The Righteous Gemstones has always been a show willing to lean into the ostentatious, from the recurring use of male full-frontal nudity to Uncle Baby Billy’s Liberace-esque outfits, and episode director and co-writer Danny McBride uses that same here’s-the-thing, you-can’t-look-away-from-the-thing approach for the series’ biggest-name guest star to date. Cooper’s strong-jawed face gets a ton of screen time, from his disgruntled and bored look when standing at the camp’s makeshift podium to his obvious delight counting his winnings from playing cards against the regiment’s soldiers. The Righteous Gemstones has eased off its direct condemnation of the family’s embrace of the prosperity doctrine since the series’ first season, but we get a reprise of it here through Cooper’s covetous handling of all that cash by beautiful flickering candlelight, the dirty bills representing the desire that drew him into this switcheroo and keeps him killing people to cover up his tracks.

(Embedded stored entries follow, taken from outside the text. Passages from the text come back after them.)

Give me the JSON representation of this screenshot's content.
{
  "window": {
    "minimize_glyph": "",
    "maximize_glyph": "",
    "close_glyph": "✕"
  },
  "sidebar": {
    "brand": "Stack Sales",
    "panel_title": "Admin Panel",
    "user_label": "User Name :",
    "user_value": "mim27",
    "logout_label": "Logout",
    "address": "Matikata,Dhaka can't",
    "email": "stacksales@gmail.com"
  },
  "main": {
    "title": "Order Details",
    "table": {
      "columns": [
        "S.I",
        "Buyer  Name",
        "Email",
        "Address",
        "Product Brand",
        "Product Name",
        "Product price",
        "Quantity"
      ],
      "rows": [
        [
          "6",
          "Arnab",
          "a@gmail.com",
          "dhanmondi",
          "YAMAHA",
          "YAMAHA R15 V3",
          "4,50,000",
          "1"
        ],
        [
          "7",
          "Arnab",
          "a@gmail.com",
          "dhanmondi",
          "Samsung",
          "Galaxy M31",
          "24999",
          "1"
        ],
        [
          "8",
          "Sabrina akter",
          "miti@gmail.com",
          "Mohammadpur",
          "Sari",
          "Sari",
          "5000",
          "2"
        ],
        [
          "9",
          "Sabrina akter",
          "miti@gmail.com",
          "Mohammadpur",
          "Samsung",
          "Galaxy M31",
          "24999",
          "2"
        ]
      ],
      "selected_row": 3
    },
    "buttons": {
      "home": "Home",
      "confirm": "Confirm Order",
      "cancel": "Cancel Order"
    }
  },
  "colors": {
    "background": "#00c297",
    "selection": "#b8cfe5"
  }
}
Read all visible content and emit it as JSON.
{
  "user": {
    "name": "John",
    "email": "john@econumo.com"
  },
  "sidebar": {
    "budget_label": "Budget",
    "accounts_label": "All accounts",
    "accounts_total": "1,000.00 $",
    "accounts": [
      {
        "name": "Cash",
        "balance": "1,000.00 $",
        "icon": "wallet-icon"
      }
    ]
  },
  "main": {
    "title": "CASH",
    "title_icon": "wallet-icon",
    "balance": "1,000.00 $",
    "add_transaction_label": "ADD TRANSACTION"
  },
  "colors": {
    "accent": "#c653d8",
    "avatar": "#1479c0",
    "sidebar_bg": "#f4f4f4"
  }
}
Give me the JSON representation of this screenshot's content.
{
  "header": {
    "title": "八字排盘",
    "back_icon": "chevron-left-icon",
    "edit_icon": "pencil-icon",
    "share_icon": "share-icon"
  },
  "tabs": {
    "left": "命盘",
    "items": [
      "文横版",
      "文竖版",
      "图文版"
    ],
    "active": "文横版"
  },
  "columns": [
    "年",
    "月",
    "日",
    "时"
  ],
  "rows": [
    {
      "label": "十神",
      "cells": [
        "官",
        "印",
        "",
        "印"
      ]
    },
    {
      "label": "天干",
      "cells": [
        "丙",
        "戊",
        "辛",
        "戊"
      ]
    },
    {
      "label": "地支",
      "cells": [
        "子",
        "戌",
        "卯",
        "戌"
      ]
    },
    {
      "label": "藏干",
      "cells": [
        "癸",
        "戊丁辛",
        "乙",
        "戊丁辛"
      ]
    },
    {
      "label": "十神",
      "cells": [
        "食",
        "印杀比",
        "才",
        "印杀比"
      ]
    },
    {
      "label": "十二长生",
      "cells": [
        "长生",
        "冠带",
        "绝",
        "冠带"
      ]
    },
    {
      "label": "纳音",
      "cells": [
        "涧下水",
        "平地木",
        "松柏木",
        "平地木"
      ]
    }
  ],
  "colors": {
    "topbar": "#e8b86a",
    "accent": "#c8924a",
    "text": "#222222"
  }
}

A core aspect of The Righteous Gemstones is that the Gemstones, as awful as they may be, are convinced of their own exceptionalism, and Cooper gives that family trait an origin story via Elijah’s shift from selfish aggression to dumbfounded piety. After Elijah escapes a northern ambush and evades execution because he’s seen by those opposing soldiers as a man of God, he’s so moved by that turn of fate that he gives a genuine final sermon to the remaining Confederates. “I give each of them my highest recommendation that they get into Heaven” is the kind of self-serious gibberish that Elijah’s descendants, Jesse, Judy, and Kelvin, spew all the time, and Cooper plays it with just enough yearning to feel sincere and just enough ego to communicate that he still thinks he’s better than these people. The episode’s final scene affirms Elijah’s belief in his own singularity: When he brings the dead bodies of those men back to the Confederate camp, he doesn’t tell the regiment’s captain or other members that the “Yanks” saved him. “It was God,” he intones, and when he sits down in his tent that night, it’s not with secret gambling gains. It’s with that gold-plated Bible, which he begins to read, now convinced that he’s been chosen.
This level of slight sociopathy is exactly what Cooper is so exceedingly skillful at capturing in his baddies: He pumps them full of enough certainty and self-assurance that they think they can do anything, while also undercutting their moments of success. Remember his try-hard failure as a wannabe wiseguy in American Hustle? There’s a similar performativity shaping his turn as Elijah Gemstone, whom Cooper paints as a man burning bright and then burning out, his embrace of religion a kind of admission that he can’t succeed doing anything else. That goes for nearly all the Gemstones who would follow in his footsteps: Most of Elijah’s descendants can’t hold a real job, or chart a different path for themselves, or give up the feeling of being special. They’re cursed with the same belief in themselves, and Cooper’s ability to weaponize his looks in service of that smugness — well, it’s limitless, and it makes “Prelude” a perfect way to start the end of the Gemstones’ self-involved saga.